'Spamilton': Theater Review

Carol Rosegg
From left: Chris Anthony Giles, Dan Rosales, Juwan Crawley, Nora Schell and Nicholas Edwards in 'Spamilton'

The creator of the long-running satirical series 'Forbidden Broadway' skewers Lin-Manuel Miranda's blockbuster Broadway musical in his latest revue.

Gerard Alessandrini has been spoofing Broadway shows for more than three decades with his popular Forbidden Broadway musical revues, but it took a genuine sensation like Hamilton to get him to focus his attention on a single production. The resulting parody, cheekily dubbed Spamilton, is so infectiously fun that it could easily run as long as its inspiration.   

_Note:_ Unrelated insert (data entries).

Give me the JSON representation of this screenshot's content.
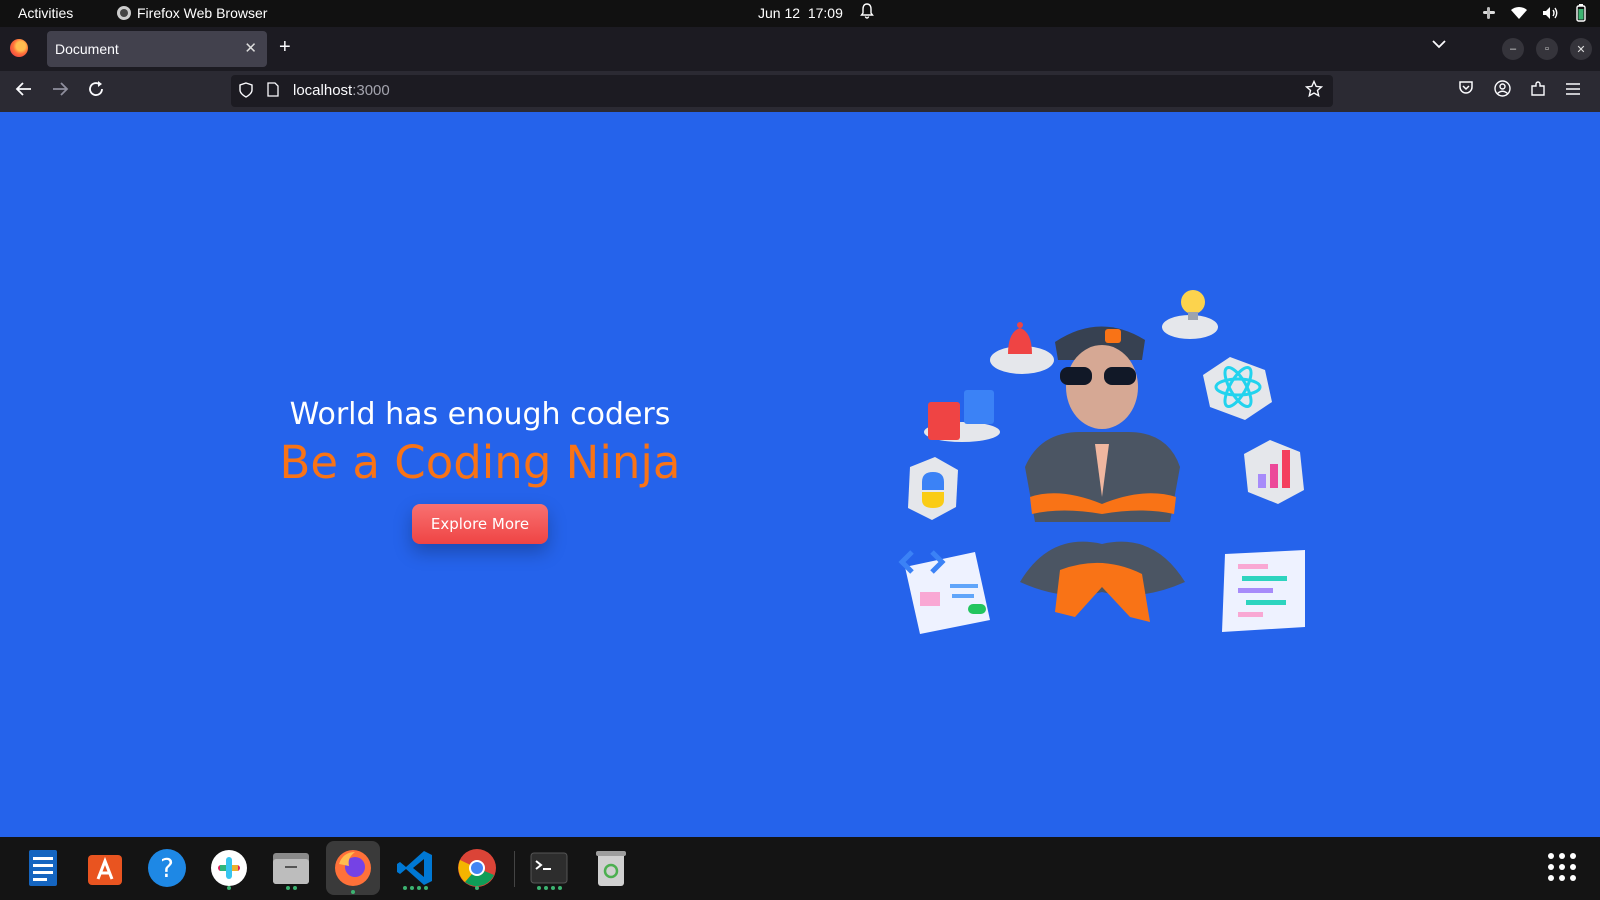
{
  "system_bar": {
    "activities": "Activities",
    "app_name": "Firefox Web Browser",
    "date": "Jun 12",
    "time": "17:09"
  },
  "browser": {
    "tab_title": "Document",
    "url_host": "localhost",
    "url_port": ":3000"
  },
  "page": {
    "subtitle": "World has enough coders",
    "headline": "Be a Coding Ninja",
    "cta_label": "Explore More",
    "colors": {
      "background": "#2563eb",
      "headline": "#f97316",
      "cta": "#ef4444"
    }
  },
  "dock": {
    "items": [
      "text-editor-icon",
      "app-center-icon",
      "help-icon",
      "slack-icon",
      "files-icon",
      "firefox-icon",
      "vscode-icon",
      "chrome-icon",
      "terminal-icon",
      "trash-icon"
    ]
  }
}
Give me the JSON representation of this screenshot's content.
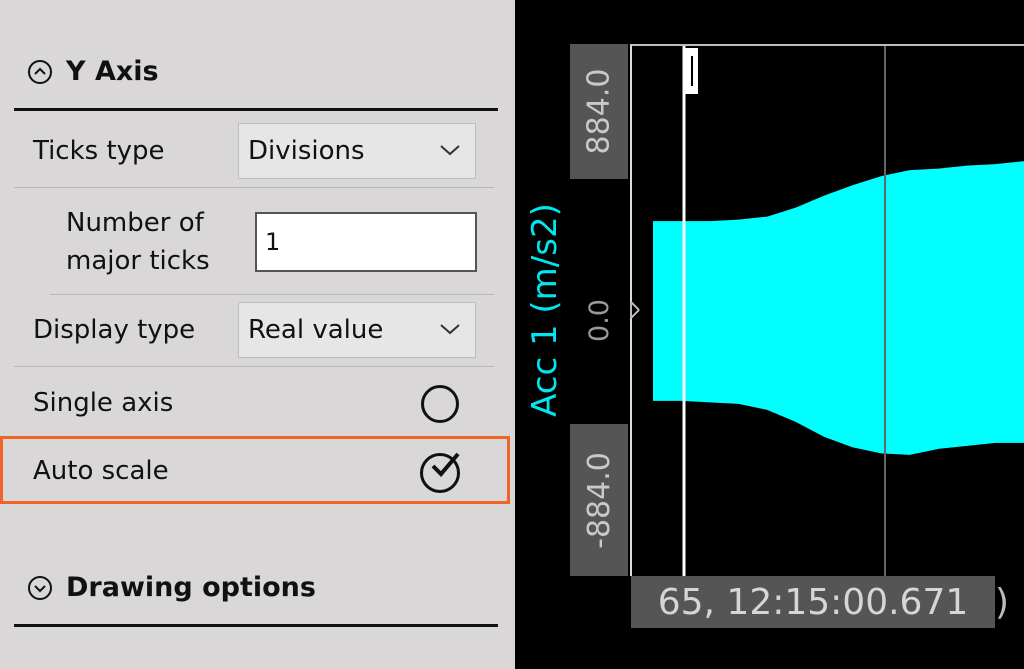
{
  "y_axis_section": {
    "title": "Y Axis",
    "ticks_type": {
      "label": "Ticks type",
      "value": "Divisions"
    },
    "major_ticks": {
      "label_line1": "Number of",
      "label_line2": "major ticks",
      "value": "1"
    },
    "display_type": {
      "label": "Display type",
      "value": "Real value"
    },
    "single_axis": {
      "label": "Single axis",
      "checked": false
    },
    "auto_scale": {
      "label": "Auto scale",
      "checked": true
    }
  },
  "drawing_options_section": {
    "title": "Drawing options"
  },
  "chart": {
    "y_label": "Acc 1 (m/s2)",
    "y_max_label": "884.0",
    "y_zero_label": "0.0",
    "y_min_label": "-884.0",
    "cursor_time": "65, 12:15:00.671",
    "cursor_time_tail": ")",
    "signal_color": "#00ffff",
    "accent_color": "#f06426"
  },
  "chart_data": {
    "type": "area",
    "ylim": [
      -884.0,
      884.0
    ],
    "ylabel": "Acc 1 (m/s2)",
    "series": [
      {
        "name": "Acc 1 (m/s2)",
        "envelope_upper": [
          300,
          300,
          300,
          305,
          315,
          345,
          385,
          420,
          450,
          470,
          475,
          485,
          490,
          500
        ],
        "envelope_lower": [
          -300,
          -300,
          -305,
          -310,
          -330,
          -370,
          -420,
          -455,
          -475,
          -480,
          -460,
          -450,
          -440,
          -440
        ]
      }
    ]
  }
}
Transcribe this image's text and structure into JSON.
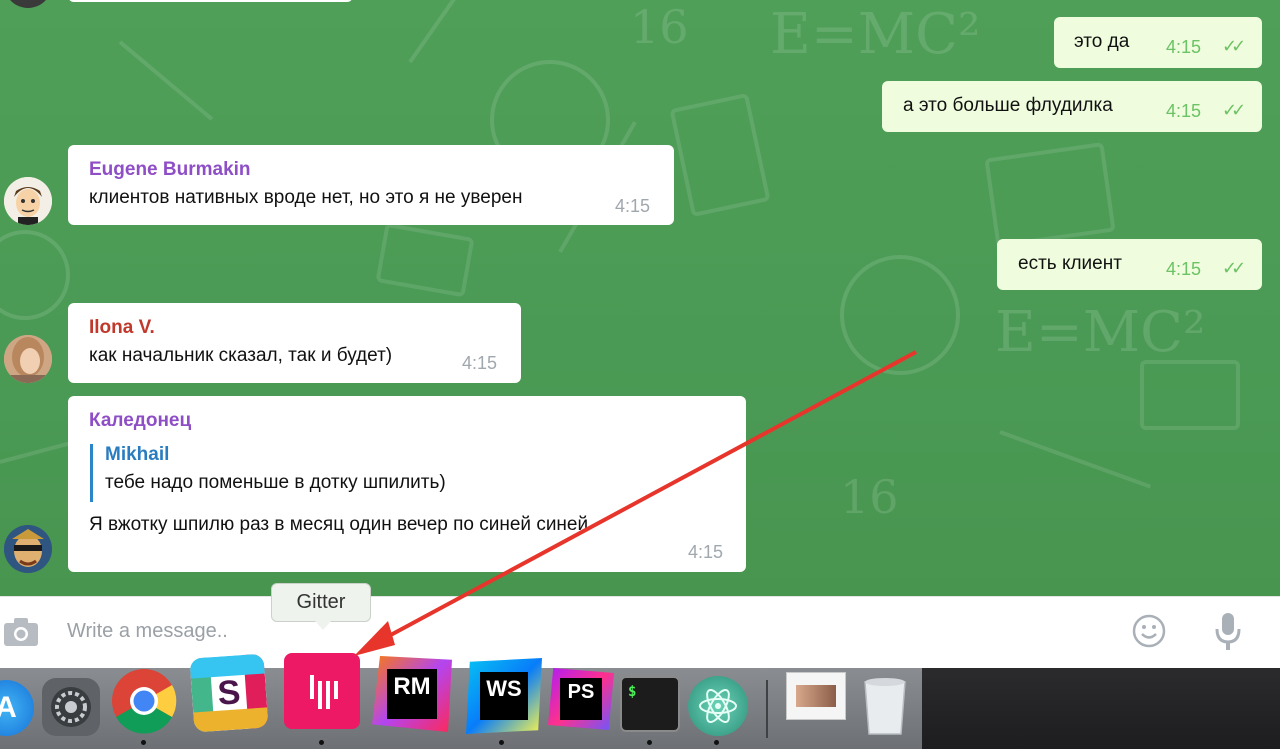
{
  "messages": {
    "out1": {
      "text": "это да",
      "time": "4:15"
    },
    "out2": {
      "text": "а это больше флудилка",
      "time": "4:15"
    },
    "eugene": {
      "sender": "Eugene Burmakin",
      "text": "клиентов нативных вроде нет, но это я не уверен",
      "time": "4:15"
    },
    "out3": {
      "text": "есть клиент",
      "time": "4:15"
    },
    "ilona": {
      "sender": "Ilona V.",
      "text": "как начальник сказал, так и будет)",
      "time": "4:15"
    },
    "kaledonets": {
      "sender": "Каледонец",
      "reply_name": "Mikhail",
      "reply_text": "тебе надо поменьше в дотку шпилить)",
      "text": "Я вжотку шпилю раз в месяц один вечер по синей синей",
      "time": "4:15"
    }
  },
  "composer": {
    "placeholder": "Write a message.."
  },
  "tooltip": {
    "label": "Gitter"
  },
  "dock": {
    "items": [
      "app-store",
      "system-preferences",
      "chrome",
      "slack",
      "gitter",
      "rubymine",
      "webstorm",
      "phpstorm",
      "terminal",
      "atom",
      "preview",
      "trash"
    ],
    "labels": {
      "slack": "S",
      "rubymine": "RM",
      "webstorm": "WS",
      "phpstorm": "PS",
      "terminal": "$"
    }
  },
  "colors": {
    "chat_bg": "#4a9a55",
    "outgoing_bubble": "#effdde",
    "eugene": "#8e4ec6",
    "ilona": "#c0392b",
    "kaledonets": "#8e4ec6",
    "reply": "#2a7cc0",
    "check": "#6cc264",
    "arrow": "#e8352b"
  }
}
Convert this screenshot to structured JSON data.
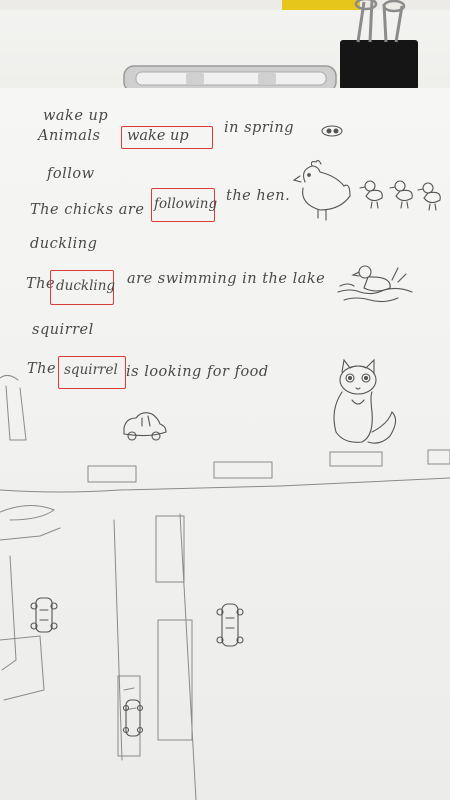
{
  "worksheet": {
    "lines": [
      {
        "id": "word-1",
        "text": "wake  up"
      },
      {
        "id": "sentence-1-start",
        "text": "Animals"
      },
      {
        "id": "sentence-1-box",
        "text": "wake    up"
      },
      {
        "id": "sentence-1-end",
        "text": "in  spring"
      },
      {
        "id": "word-2",
        "text": "follow"
      },
      {
        "id": "sentence-2-start",
        "text": "The  chicks  are"
      },
      {
        "id": "sentence-2-box",
        "text": "following"
      },
      {
        "id": "sentence-2-end",
        "text": "the hen."
      },
      {
        "id": "word-3",
        "text": "duckling"
      },
      {
        "id": "sentence-3-start",
        "text": "The"
      },
      {
        "id": "sentence-3-box",
        "text": "duckling"
      },
      {
        "id": "sentence-3-end",
        "text": "are  swimming  in  the lake"
      },
      {
        "id": "word-4",
        "text": "squirrel"
      },
      {
        "id": "sentence-4-start",
        "text": "The"
      },
      {
        "id": "sentence-4-box",
        "text": "squirrel"
      },
      {
        "id": "sentence-4-end",
        "text": "is  looking  for  food"
      }
    ]
  },
  "colors": {
    "pencil": "#4a4a4a",
    "red_box": "#d93b3b",
    "clip": "#1b1b1b",
    "bar": "#bfbfbf"
  }
}
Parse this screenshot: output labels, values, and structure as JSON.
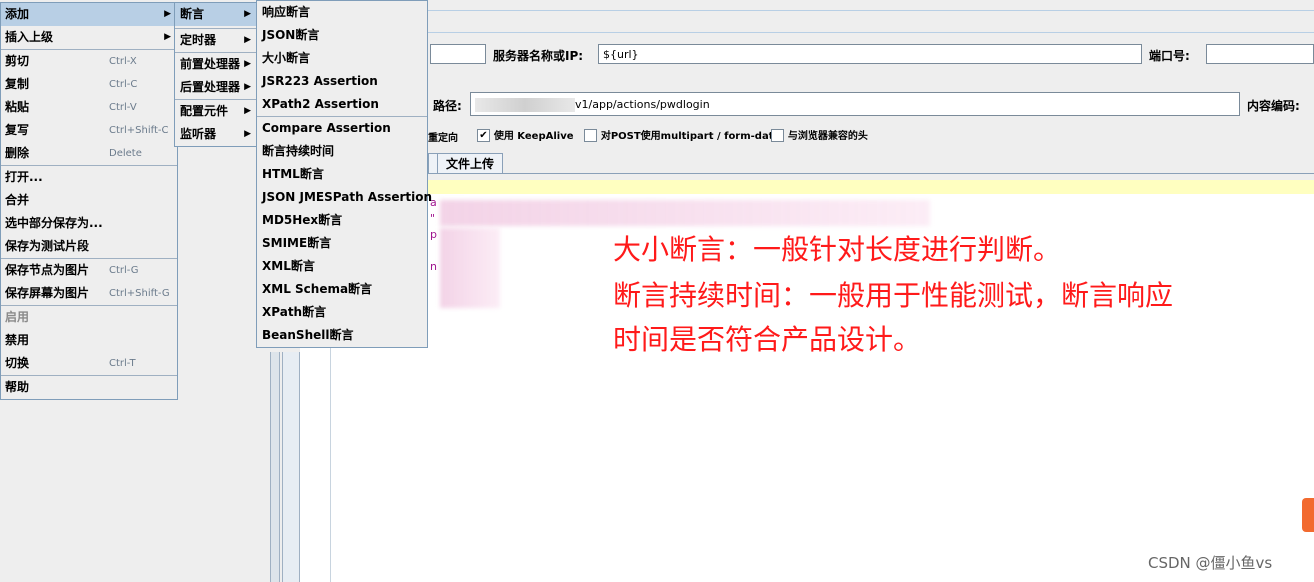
{
  "context_menu": {
    "items": [
      {
        "label": "添加",
        "shortcut": "",
        "submenu": true,
        "selected": true
      },
      {
        "label": "插入上级",
        "shortcut": "",
        "submenu": true
      },
      {
        "label": "剪切",
        "shortcut": "Ctrl-X"
      },
      {
        "label": "复制",
        "shortcut": "Ctrl-C"
      },
      {
        "label": "粘贴",
        "shortcut": "Ctrl-V"
      },
      {
        "label": "复写",
        "shortcut": "Ctrl+Shift-C"
      },
      {
        "label": "删除",
        "shortcut": "Delete"
      },
      {
        "label": "打开..."
      },
      {
        "label": "合并"
      },
      {
        "label": "选中部分保存为..."
      },
      {
        "label": "保存为测试片段"
      },
      {
        "label": "保存节点为图片",
        "shortcut": "Ctrl-G"
      },
      {
        "label": "保存屏幕为图片",
        "shortcut": "Ctrl+Shift-G"
      },
      {
        "label": "启用",
        "disabled": true
      },
      {
        "label": "禁用"
      },
      {
        "label": "切换",
        "shortcut": "Ctrl-T"
      },
      {
        "label": "帮助"
      }
    ]
  },
  "add_submenu": {
    "items": [
      {
        "label": "断言",
        "selected": true
      },
      {
        "label": "定时器"
      },
      {
        "label": "前置处理器"
      },
      {
        "label": "后置处理器"
      },
      {
        "label": "配置元件"
      },
      {
        "label": "监听器"
      }
    ]
  },
  "assertion_submenu": {
    "items": [
      "响应断言",
      "JSON断言",
      "大小断言",
      "JSR223 Assertion",
      "XPath2 Assertion",
      "Compare Assertion",
      "断言持续时间",
      "HTML断言",
      "JSON JMESPath Assertion",
      "MD5Hex断言",
      "SMIME断言",
      "XML断言",
      "XML Schema断言",
      "XPath断言",
      "BeanShell断言"
    ]
  },
  "form": {
    "server_label": "服务器名称或IP:",
    "server_value": "${url}",
    "port_label": "端口号:",
    "path_label": "路径:",
    "path_value": "v1/app/actions/pwdlogin",
    "encoding_label": "内容编码:",
    "redirect_label": "重定向",
    "keepalive_label": "使用 KeepAlive",
    "multipart_label": "对POST使用multipart / form-data",
    "browser_headers_label": "与浏览器兼容的头",
    "file_upload_tab": "文件上传"
  },
  "annotation": {
    "line1": "大小断言：一般针对长度进行判断。",
    "line2": "断言持续时间：一般用于性能测试，断言响应",
    "line3": "时间是否符合产品设计。"
  },
  "watermark": "CSDN @僵小鱼vs",
  "colors": {
    "annotation": "#ff1a1a",
    "menu_selected": "#b8cfe5",
    "highlight_bar": "#ffffc0"
  }
}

Actually, the writer-director hasn't entirely ignored what else is currently happening on Broadway. He also takes potshots at such shows as The Book of Mormon, Wicked, Aladdin and Phantom of the Opera, among many others. One of the funniest numbers features such unlikely musical theater mash-ups as "An American Psycho in Paris" and "The Lion King & I."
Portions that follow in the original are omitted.